Il G. morì a Lugano il 5 nov. 1908.
Fonti e Bibl.: Necr. in Il Secolo, 7 nov. 1908. La maggior parte delle notizie sul ruolo avuto dal G. all'interno del movimento democratico italiano prima del 1848 si ricava da G. Mazzini, Ed. naz. degli scritti, dove si leggono anche le poche lettere scrittegli dal Mazzini che si siano conservate (per la consultazione si veda il vol.
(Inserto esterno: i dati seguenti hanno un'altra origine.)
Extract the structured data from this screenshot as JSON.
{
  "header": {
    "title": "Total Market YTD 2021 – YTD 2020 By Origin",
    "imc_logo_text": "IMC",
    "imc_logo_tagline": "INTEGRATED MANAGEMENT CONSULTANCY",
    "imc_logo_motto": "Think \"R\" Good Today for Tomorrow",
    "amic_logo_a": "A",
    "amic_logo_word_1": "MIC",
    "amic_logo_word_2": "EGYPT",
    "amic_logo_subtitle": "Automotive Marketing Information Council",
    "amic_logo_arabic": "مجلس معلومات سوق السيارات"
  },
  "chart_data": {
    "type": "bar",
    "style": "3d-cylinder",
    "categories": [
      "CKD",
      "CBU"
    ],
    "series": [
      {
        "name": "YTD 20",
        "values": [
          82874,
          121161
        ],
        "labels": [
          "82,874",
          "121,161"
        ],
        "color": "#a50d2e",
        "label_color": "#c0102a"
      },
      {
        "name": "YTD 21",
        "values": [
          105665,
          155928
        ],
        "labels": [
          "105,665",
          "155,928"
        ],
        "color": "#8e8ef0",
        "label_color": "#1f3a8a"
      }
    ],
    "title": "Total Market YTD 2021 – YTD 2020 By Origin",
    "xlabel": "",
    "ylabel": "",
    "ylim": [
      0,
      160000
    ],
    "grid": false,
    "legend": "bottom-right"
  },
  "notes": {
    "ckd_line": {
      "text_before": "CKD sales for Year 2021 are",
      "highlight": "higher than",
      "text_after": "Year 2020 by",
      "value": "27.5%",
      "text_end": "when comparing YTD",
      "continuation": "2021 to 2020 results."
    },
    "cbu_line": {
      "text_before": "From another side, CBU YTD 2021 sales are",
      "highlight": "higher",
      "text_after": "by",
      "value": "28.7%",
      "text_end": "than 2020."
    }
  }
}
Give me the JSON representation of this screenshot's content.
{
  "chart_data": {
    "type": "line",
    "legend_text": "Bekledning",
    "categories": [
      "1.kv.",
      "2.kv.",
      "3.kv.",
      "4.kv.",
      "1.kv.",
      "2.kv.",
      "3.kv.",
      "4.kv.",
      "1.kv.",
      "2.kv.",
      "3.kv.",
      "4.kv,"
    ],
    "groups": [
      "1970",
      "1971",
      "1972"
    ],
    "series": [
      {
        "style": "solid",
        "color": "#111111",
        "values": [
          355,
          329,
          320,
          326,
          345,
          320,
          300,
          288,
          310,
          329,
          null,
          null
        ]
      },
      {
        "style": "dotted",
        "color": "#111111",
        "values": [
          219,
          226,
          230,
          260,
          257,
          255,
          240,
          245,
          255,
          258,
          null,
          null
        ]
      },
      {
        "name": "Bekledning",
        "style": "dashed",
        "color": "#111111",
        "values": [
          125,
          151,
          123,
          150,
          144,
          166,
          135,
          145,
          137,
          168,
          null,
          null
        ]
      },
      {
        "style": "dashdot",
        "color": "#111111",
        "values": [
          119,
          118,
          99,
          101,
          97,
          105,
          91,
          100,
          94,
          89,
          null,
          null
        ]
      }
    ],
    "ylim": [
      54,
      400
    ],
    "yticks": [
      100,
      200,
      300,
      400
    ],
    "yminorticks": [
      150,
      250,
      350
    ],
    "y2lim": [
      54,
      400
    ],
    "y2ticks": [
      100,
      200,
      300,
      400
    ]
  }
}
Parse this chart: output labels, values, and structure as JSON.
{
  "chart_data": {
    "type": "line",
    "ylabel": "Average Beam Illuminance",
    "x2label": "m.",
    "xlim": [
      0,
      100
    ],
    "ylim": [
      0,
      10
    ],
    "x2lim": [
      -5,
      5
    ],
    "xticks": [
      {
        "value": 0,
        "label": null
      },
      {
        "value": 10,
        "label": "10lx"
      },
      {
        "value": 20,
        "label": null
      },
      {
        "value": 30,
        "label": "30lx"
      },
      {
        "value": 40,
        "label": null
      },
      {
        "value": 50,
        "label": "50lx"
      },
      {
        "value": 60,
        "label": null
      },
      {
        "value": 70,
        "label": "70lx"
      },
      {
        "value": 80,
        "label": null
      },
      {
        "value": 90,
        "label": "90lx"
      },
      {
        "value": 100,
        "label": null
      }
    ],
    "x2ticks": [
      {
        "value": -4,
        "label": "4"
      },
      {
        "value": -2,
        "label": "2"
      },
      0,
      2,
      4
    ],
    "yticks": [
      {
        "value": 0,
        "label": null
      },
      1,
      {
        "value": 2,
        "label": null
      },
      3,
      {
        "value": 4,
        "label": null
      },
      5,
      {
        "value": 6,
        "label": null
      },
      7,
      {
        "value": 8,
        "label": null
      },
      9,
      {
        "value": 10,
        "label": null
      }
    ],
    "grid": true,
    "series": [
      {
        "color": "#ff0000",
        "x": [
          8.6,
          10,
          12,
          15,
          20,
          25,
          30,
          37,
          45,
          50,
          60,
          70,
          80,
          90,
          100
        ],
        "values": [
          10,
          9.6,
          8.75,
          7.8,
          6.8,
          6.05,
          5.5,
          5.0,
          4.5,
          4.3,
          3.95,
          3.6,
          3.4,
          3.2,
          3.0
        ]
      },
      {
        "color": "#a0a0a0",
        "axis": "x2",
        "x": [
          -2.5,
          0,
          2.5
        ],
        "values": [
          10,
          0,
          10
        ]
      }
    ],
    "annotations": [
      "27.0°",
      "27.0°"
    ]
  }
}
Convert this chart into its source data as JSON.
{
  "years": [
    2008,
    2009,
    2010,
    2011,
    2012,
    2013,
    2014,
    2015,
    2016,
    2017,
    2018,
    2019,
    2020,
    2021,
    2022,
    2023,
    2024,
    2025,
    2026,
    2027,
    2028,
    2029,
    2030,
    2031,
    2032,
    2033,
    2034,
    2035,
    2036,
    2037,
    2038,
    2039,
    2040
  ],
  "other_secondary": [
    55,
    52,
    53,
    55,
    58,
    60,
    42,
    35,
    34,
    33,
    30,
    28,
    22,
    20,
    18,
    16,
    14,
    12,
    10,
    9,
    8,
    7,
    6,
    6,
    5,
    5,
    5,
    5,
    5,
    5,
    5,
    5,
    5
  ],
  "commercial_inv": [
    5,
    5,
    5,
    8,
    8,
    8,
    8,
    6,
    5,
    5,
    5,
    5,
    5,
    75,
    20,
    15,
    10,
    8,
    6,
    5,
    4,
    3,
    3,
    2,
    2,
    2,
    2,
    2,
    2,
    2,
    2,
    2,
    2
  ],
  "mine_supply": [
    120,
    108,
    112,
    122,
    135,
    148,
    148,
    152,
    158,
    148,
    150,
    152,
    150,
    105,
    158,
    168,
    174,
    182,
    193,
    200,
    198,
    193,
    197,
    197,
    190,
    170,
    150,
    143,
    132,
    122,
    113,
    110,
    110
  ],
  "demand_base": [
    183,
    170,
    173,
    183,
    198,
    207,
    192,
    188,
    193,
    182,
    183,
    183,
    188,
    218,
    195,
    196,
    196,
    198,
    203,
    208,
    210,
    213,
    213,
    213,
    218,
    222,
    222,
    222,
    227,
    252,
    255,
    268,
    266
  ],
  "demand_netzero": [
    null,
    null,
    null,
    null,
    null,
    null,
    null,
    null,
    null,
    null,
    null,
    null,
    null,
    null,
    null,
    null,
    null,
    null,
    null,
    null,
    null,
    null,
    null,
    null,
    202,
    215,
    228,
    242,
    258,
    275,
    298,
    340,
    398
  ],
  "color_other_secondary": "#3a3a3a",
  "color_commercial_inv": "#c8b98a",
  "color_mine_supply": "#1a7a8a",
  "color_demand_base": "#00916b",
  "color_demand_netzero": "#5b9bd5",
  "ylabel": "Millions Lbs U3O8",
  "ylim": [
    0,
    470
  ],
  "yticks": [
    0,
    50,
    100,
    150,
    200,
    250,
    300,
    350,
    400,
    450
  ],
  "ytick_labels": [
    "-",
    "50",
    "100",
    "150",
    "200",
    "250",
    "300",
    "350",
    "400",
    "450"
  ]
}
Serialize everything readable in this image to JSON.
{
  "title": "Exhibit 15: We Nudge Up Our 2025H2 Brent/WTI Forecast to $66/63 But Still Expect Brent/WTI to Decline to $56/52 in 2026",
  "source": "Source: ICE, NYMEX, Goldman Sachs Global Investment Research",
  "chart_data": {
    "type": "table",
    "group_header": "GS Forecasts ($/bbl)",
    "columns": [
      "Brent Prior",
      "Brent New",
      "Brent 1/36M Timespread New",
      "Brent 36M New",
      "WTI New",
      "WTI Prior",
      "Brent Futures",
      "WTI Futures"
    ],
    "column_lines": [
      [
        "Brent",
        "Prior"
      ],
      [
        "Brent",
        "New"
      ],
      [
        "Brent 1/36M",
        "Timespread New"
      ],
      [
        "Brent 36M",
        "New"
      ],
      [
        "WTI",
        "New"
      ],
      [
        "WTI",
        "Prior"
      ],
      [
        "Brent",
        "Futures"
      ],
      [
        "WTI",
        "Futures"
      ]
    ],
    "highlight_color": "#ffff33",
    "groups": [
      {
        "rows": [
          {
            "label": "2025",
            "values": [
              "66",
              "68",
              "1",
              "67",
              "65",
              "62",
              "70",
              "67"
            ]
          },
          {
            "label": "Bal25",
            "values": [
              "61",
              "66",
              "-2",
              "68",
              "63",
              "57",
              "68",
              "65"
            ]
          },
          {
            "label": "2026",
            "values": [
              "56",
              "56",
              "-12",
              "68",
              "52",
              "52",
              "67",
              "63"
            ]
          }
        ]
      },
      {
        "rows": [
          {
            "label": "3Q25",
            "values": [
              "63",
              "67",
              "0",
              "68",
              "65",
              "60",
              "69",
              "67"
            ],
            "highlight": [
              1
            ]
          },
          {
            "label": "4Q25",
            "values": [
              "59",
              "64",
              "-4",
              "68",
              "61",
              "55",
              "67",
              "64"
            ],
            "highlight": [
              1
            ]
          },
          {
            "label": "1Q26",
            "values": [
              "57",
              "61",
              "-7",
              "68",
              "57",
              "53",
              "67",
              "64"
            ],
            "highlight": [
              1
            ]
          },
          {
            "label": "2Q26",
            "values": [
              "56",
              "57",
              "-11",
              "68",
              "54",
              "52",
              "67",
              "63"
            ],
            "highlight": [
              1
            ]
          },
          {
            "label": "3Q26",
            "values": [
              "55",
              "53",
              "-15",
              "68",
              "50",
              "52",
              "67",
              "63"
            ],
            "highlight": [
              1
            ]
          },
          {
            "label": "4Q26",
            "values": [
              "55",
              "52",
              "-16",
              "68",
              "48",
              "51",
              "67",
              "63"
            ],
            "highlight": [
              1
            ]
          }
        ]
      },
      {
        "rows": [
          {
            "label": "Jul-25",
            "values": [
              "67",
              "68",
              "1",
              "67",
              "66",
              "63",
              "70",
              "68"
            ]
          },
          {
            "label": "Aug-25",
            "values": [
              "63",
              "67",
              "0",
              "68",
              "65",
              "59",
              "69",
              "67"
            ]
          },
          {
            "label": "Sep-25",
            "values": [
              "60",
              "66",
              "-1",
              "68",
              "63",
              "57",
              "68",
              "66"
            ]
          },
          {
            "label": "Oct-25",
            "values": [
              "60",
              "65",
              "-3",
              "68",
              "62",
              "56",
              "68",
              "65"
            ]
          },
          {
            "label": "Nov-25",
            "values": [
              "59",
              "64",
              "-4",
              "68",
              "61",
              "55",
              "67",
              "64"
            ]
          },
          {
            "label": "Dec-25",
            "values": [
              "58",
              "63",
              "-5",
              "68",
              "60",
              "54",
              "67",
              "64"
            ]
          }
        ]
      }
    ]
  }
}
II degli Indici a cura di G. Macchia, ad nomen) e dal Protocollo della Giovine Italia. (Congrega centrale di Francia), I-VI, ad indicem; per il 1848 e per gli anni successivi qualche informazione in C. Cattaneo, Epistolario, a cura di R. Caddeo, I-IV, Firenze 1949-54, ad indicem, e in Id., Tutte le opere…, V, 3, Archivio triennale della cose d'Italia, Milano 1974, ad indicem; un breve carteggio è edito da L. Marchetti, Di alcune lettere di A. G. e di Giuseppe Ricciardi, in Scritti storici e giuridici in memoria di A. Visconti, Milano 1955, pp. 259-267. Sull'attività editoriale si veda R. Caddeo, La Tipografia Elvetica di Capolago, Milano 1931, ad indicem, e Id., Le edizioni di Capolago. Storia e critica, Milano 1934, ad indicem; su momenti particolari della sua vita cfr. R. Manzoni, Gli esuli italiani nella Svizzera (da Foscolo a Mazzini)…, Milano 1922, pp. 16, 21, 127 s. Poche righe di biografia sono dedicate al G. dal Dict. histor. et biogr. de la Suisse, s.v.